Er wurde an der Schauspielschule von Svend Methling im Komediehuset (Kommödienhaus) ausgebildet und debütierte 1929 als Søren Torp in den „Genuesen“. In den Jahren 1931 bis 1936 war er zeitweise am Odense Teater und am Aarhus Teater, mit denen er teilweise auf Tourneen war.

Ab 1936 war København sein fester Ausgangspunkt. In den Jahren 1950 bis 1966 war er am Det Ny Teater und ab 1966 am Det Kongelige Teater engagiert.

Schon früh feierte Ussing große Erfolge in Rollen als ältere Männer, aber seine großartigste Zeit als Schauspieler erlebte Olaf Ussing bei Peer Gregaard, zuerst am Ny Teater und dann am Det Kongelige Teater, wofür er 1955 den Theaterpokal erhielt.
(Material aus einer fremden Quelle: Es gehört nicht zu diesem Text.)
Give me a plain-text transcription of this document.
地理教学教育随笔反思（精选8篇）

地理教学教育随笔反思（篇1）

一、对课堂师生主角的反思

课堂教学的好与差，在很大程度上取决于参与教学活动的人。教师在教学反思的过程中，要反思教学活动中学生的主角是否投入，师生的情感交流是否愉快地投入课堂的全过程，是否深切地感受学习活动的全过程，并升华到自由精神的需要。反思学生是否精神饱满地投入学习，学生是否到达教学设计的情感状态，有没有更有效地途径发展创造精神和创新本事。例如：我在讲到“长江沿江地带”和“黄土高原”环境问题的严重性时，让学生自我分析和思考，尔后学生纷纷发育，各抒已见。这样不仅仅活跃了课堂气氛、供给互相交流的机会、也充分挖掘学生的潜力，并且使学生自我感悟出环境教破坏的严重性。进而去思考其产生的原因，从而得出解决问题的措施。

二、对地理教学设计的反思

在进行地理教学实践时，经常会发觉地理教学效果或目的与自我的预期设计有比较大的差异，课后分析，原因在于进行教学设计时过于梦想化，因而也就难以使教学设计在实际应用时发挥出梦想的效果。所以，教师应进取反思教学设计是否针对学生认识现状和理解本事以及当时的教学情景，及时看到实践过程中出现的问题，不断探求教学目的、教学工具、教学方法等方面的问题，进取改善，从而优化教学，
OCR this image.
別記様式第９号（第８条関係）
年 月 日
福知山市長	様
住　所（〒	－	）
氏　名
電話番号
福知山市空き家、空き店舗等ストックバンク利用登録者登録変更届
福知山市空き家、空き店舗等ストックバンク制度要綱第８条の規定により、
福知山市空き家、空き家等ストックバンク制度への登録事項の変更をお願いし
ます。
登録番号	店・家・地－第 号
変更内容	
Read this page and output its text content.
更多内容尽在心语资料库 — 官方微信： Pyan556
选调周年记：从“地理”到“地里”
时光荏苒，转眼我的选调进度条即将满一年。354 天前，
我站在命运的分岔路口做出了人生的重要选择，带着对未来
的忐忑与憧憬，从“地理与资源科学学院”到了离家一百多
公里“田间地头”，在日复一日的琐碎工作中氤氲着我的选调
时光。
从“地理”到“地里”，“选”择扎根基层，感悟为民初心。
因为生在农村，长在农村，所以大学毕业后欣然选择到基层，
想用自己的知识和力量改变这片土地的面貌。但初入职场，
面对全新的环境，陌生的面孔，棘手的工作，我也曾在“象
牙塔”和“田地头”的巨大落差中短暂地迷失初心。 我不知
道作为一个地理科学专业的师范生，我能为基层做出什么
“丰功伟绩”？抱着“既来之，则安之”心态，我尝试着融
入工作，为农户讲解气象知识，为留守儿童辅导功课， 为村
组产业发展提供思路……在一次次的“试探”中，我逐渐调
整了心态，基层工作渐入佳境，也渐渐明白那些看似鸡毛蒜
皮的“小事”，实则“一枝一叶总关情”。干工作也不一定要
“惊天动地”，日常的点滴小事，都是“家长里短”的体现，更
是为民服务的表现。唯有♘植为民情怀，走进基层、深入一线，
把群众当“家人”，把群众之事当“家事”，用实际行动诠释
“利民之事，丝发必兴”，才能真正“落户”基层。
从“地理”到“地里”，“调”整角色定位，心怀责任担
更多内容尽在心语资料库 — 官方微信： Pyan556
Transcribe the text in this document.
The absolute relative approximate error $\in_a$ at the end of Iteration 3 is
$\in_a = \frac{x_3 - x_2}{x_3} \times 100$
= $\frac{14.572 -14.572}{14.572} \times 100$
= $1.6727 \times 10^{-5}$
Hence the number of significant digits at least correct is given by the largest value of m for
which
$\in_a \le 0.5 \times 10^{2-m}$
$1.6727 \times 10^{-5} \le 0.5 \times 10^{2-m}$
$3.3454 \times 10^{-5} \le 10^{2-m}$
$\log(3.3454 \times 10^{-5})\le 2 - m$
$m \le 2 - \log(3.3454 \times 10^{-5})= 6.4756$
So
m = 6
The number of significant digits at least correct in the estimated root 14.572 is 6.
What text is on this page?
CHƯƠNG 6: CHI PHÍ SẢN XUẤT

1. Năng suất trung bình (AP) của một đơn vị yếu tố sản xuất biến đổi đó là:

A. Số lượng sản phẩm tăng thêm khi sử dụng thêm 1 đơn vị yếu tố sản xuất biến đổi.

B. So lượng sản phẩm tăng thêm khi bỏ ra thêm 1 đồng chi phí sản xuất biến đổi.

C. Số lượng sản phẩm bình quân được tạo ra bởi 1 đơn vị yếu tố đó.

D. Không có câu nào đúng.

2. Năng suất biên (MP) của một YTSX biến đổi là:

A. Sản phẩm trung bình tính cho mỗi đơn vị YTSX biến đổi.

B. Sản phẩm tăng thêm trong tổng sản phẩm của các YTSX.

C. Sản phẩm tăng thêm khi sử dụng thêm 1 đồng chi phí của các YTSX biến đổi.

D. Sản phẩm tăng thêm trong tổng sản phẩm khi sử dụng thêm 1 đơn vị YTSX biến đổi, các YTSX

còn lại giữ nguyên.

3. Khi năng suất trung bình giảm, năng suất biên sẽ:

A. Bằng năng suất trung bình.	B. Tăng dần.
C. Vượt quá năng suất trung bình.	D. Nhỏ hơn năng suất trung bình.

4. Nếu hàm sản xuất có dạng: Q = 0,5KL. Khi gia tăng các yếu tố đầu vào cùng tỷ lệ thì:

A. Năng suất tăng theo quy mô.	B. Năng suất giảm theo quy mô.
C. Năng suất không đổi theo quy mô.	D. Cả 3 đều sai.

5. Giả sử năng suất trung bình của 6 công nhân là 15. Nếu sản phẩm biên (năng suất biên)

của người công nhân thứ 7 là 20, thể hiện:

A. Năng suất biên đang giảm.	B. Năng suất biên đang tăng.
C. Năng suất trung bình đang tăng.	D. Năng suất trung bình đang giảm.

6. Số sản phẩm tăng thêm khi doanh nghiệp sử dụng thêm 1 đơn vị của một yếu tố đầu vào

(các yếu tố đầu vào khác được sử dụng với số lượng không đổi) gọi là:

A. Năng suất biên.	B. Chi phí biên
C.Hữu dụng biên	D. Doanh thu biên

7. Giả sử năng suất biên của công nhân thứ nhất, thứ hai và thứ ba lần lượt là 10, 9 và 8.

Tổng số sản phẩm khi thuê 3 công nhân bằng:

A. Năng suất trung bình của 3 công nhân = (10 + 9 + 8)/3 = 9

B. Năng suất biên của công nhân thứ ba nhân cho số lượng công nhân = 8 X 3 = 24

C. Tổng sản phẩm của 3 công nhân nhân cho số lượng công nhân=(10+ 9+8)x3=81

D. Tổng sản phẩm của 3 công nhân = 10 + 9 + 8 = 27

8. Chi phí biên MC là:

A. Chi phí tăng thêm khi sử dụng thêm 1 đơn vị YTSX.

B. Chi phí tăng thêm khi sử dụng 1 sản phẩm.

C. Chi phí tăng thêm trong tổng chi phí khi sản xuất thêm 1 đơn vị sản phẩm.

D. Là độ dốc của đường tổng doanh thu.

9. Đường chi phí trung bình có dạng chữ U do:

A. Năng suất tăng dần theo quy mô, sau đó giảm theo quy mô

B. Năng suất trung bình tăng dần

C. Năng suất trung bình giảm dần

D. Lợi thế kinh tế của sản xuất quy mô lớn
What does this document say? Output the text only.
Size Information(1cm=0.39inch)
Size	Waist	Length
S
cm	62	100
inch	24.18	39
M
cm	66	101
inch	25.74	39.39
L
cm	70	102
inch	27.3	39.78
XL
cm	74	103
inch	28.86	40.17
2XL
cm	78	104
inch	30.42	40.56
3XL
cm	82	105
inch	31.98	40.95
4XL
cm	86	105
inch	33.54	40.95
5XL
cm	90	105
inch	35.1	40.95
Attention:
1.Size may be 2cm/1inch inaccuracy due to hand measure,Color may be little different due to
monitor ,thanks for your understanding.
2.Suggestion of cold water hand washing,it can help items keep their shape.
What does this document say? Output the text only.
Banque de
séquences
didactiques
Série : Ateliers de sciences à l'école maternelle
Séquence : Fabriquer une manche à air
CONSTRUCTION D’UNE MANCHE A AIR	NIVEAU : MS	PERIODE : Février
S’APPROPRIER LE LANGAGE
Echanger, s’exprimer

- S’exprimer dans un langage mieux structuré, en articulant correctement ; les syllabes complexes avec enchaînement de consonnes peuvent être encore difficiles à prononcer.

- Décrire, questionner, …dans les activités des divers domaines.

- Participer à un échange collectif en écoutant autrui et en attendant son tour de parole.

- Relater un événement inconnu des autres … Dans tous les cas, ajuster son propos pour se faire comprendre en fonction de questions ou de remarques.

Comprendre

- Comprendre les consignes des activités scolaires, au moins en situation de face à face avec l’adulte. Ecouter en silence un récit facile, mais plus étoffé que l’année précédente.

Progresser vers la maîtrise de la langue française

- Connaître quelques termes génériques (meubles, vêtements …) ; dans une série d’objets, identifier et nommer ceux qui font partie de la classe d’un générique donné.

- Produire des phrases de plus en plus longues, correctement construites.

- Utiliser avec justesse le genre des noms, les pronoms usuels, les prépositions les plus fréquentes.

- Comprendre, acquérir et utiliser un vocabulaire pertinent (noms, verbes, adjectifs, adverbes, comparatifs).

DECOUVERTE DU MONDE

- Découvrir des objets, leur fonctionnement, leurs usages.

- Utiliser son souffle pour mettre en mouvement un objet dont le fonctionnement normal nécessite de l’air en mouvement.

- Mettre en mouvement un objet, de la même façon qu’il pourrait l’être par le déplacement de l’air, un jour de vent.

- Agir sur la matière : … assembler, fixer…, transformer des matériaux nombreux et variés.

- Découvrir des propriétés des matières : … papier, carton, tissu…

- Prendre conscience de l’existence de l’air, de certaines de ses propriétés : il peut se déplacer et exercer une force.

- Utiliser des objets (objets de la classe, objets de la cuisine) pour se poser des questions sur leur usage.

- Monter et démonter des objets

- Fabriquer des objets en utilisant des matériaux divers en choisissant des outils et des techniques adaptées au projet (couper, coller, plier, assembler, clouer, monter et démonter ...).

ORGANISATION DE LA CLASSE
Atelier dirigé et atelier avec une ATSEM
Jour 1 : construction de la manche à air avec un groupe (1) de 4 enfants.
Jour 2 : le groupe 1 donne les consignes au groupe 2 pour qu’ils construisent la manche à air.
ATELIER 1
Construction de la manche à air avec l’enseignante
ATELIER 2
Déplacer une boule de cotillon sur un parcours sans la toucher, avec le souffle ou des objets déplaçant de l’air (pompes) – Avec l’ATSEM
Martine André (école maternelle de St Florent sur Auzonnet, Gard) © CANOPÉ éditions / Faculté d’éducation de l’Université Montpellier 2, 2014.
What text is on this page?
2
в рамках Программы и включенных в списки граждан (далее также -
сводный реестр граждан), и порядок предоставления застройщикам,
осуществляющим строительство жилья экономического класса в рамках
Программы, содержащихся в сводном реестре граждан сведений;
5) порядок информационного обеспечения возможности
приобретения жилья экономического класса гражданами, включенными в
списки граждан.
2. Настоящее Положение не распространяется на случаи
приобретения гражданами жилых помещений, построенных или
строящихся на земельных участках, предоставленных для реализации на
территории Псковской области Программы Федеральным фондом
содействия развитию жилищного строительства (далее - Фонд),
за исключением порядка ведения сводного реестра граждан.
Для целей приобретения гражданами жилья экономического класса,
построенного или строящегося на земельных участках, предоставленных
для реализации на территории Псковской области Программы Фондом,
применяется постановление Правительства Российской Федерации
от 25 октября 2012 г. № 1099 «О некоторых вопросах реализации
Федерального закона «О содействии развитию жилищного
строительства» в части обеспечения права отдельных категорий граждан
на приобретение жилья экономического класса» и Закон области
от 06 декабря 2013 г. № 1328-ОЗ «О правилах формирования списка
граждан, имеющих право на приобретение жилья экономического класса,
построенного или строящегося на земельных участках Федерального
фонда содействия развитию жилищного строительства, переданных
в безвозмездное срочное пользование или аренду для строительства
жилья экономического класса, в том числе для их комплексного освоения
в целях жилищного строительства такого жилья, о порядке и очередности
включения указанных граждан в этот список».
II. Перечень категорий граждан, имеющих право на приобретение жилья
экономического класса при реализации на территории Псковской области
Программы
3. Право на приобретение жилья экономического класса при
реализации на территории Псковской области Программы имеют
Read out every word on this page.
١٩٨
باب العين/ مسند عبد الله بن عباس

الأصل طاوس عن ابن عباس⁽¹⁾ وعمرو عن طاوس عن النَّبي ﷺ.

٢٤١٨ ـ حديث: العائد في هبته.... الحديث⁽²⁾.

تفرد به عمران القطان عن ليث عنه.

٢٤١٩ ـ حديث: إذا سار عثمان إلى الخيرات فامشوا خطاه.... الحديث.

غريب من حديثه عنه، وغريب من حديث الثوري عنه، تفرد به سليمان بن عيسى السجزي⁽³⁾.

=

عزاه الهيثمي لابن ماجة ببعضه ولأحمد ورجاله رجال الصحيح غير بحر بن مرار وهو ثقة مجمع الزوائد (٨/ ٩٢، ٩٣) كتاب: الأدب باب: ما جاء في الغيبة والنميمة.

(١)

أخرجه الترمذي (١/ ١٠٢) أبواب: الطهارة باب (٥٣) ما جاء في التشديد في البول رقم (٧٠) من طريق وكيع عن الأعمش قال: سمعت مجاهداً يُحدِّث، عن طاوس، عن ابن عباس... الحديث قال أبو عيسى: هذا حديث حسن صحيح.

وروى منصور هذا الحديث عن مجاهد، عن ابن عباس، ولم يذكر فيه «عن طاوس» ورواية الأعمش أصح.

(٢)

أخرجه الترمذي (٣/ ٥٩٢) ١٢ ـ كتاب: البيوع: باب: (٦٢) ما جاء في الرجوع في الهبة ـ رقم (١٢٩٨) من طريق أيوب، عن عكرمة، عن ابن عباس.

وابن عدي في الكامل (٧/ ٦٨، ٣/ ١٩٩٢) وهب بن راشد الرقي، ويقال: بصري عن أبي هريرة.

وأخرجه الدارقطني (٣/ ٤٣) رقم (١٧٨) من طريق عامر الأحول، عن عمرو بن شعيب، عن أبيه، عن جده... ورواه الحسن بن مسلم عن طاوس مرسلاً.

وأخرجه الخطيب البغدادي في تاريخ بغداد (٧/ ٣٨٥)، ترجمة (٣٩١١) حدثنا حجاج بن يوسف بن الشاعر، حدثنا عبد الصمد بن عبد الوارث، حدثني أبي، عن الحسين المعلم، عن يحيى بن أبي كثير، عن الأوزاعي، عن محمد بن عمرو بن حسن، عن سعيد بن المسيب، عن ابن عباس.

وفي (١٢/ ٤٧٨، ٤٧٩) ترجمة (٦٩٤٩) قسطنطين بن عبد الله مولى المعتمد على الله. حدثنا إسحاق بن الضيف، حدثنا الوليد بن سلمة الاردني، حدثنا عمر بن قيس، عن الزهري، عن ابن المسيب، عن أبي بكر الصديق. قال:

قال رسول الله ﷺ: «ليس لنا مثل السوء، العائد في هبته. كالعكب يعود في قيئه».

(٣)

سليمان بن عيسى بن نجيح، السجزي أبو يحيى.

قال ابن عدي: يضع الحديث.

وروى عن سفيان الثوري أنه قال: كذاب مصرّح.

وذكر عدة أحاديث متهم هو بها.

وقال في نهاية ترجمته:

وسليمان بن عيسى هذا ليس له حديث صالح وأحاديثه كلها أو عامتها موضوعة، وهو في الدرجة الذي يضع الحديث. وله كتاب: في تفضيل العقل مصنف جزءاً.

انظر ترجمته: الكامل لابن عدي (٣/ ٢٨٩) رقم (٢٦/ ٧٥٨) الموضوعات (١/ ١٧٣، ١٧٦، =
Olaf Ussing veröffentlichte das Erinnerungsbuch „Jeg vidste uden at vide“ (Ich wusste ohne zu wissen). Privat war er ein großartiger Gastronom und schrieb sogar ein Kochbuch, das den Titel „Lad os gå i køkkenet og slappe af“ (Lass uns in die Küche gehen und entspannen) trägt.

Olaf Ussing verstarb am 04. Januar 1990 wenige Tage nach der Premiere von der fünfaktigen Komödie in Versen des französischen Dichters Molière „Tartuffe“ (Originaltitel: „Tartuffe ou L’Imposteur“) im Betty Nansen Teatret, wo es ihm nur wenige Male gelang, den großen Monolog als trotzigen Herrn Loyal zu spielen.. Er wurde in seinem Geburtsort auf Frederiksbergs ældre Kirkegård beigesetzt.